In a statement, Bechtel spokesman Fred deSousa said the company was “committed to successfully delivering the launch vehicle.”

“The project has experienced significant cost and time growth beyond the original good faith estimates, which did not take into account the project complexity and necessary changes resulting from the parallel design development of all launch systems,” he said. “Unfortunately, the Inspector General’s report does not provide a full picture of what led to the current situation, and we strongly disagree with the report’s overarching conclusions on the root causes of the cost increases.”

IG also noted that “NASA’s management practices contributed to the project’s cost increases and schedule delays.” So the space agency awarded the contract to Bechtel before the final design for the rocket’s improved upper stage was ready.

The report also says that despite Bechtel’s lackluster work, NASA awarded the company $8.2 million in awards for good work.

The cost overruns could continue, IG warned, as NASA has already spent $435.6 million on the project and construction has yet to begin.

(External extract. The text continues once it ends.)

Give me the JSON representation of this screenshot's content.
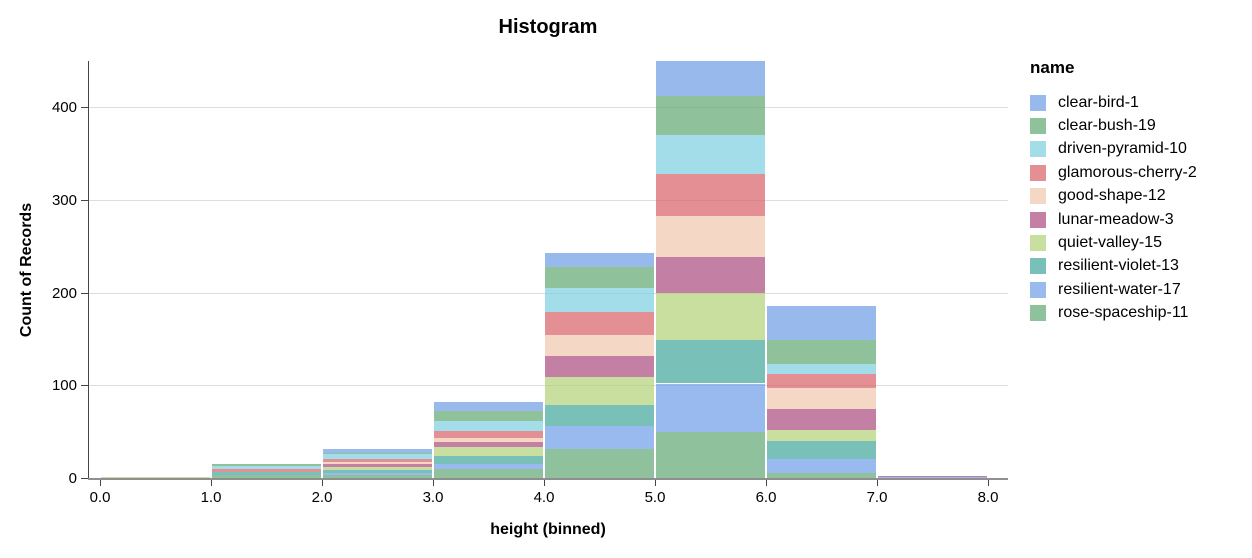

It said an analysis showed just a 3.9 percent confidence level in the $1 billion price tag and it could grow to $1.5 billion.

The SLS rocket, which will be used in the first Artemis mission, is back on the launch pad at Kennedy Space Center, where it is scheduled to undergo a second series of refueling and countdown tests.

An earlier test was canceled after NASA discovered a defective valve in the rocket’s second stage and a leak in one of the fuel lines. NASA hopes to launch the Orion spacecraft into orbit around the moon later this year without humans on board.